We just got back from Spokane, a city a few hours south of us, where we went for bit of a weekend getaway and some shopping. Shopping certainly wasn’t at the top of my list, I was more the designated driver, but I did walk through the malls and do a bit of people watching. I also bought book on writing, and a pair of noise cancelling headphones, 2 pair in fact. I found the first ones in Radio Shack, basically the first store I looked in, and the second in Costco. The Costco unit seemed to work better, so I got sucked in and threw them into the cart. Now I ask you, what am I going to do with 2 pair? Certainly didn’t save any money, now did I?
I also learned something else on this trip, besides the fact I get sucked in easily, and this may be the most important thing of all. I learned how I can manage some of my stress, and on the surface it sounds so simple, but will it stand the test of time?
Time. Time is actually the key, time is the point to this whole exercise. I’ll elaborate.
When we decided to go on the trip my wife asked me “what time to you want to leave?”. I told her about 10 am (perhaps I never should have said “about”), she replied “ok, wake me at 9 am”. I did, she got up, did this and that, and by then 10 o’clock came and went and we were bumping into the 11 o’clock hour pretty quickly.
We were finally all packed and moving toward the door when she asked me if I had shut off the computer. No I replied, “good” she said, “I just want to check something on Google images, it’ll only take 2 seconds”. Now I love my wife but at that comment I lost it. “Nothing ever takes you 2 seconds” I said, and probably in volume higher than necessary. I was so angry, so frustrated that we weren’t keeping to the schedule we agreed to. I couldn’t speak to her for a couple hours, I still bristle at the thought. It is a pattern that repeats itself constantly, and I know pouting is not productive.

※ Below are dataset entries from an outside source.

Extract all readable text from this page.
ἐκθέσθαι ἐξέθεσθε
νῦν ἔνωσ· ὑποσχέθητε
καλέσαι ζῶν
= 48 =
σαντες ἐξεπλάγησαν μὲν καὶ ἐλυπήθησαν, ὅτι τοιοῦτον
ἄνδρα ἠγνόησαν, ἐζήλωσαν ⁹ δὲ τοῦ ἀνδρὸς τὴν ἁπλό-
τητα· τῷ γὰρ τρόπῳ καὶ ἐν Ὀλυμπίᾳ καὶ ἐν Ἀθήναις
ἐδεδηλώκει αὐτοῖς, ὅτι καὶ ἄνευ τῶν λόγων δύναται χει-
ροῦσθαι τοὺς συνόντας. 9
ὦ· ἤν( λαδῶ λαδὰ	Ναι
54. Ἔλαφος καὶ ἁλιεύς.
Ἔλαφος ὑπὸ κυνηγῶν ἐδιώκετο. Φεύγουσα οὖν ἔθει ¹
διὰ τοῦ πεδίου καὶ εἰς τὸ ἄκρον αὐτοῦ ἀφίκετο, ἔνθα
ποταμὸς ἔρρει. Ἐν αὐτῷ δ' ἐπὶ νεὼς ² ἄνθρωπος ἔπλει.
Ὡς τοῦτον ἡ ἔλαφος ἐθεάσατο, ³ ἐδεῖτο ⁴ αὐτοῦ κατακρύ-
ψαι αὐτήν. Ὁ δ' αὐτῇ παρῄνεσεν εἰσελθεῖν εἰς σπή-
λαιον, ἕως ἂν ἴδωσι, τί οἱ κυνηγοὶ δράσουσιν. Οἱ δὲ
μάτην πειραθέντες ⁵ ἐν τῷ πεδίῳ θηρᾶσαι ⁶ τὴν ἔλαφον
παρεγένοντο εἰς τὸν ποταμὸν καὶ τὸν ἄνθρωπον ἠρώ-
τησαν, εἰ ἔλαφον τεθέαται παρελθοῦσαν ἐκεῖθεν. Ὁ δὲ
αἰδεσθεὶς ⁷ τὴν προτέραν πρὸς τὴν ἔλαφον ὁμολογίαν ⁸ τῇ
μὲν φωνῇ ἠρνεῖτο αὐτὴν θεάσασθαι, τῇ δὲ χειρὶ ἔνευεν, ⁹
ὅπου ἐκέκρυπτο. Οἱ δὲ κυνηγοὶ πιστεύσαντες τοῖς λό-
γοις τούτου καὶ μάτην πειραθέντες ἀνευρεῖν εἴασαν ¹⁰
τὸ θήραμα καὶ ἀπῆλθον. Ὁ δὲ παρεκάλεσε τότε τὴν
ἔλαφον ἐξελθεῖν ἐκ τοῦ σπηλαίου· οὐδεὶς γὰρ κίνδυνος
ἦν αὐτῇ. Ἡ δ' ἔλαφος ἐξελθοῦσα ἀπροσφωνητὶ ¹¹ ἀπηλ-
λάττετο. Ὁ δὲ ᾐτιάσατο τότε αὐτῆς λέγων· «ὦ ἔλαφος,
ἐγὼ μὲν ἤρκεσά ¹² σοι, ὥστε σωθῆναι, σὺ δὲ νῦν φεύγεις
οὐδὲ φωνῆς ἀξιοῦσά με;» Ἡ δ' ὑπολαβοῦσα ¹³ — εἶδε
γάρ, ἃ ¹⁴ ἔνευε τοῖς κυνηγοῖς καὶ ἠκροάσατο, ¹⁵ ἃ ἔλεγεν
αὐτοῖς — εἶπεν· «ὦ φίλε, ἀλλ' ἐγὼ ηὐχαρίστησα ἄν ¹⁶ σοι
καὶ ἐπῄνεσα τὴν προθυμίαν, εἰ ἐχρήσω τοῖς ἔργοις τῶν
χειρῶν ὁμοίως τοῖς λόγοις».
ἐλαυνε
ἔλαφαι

Anyway, to the point, we arrived in Spokane and I took her to the various stores she wanted to hit. I waited in the car and read, which is ok, I’ve learned to like doing that for short periods. I’ve become one of “those husbands”, who wait in the car and read the paper or listen to the radio, except in my case it’s reading self help books. It’s when we got to the mall(s) that I had my epiphany Now an epiphany is described as “A comprehension or perception of reality by means of a sudden intuitive realization”. Is that appropriate or what?
So, my wife said, “what time do you want to meet?” Oh, Oh. Do you see where I’m going here? I did. I totally saw the potential for further stress and anger in that simple question. My answer was: “take as much time as you need, text me when you’re done”. How’s that for a fast learner?
I used it on 2 separate occasions down there and it worked wonderfully each time, and of course you have to have the time to spare, it won’t work if you have to be somewhere at an allotted time. I just did some window shopping or found a place to wait and didn’t feel the same “watching the clock” stress I’ve felt in the past. Say what you like but she seldom ever arrived at the designated meeting place at the appointed time so invariably I was waiting anyway, getting more and more frustrated as the minutes passed. This way I was doing what I wanted (reading) until she was done. Basically I just bought a book and some coffee, and sat in the bookstore coffee shop and read. I did do some writing as well so it was all good.
So my challenge now will be to see if this method works in other situations. I’m pretty pleased in the results on this occasion, less stress for both of us and we came home on a more positive note. I still have to figure out which headphones to keep and what I’m going to do with the other set but in the big picture that’s small potatoes, because I still have my head.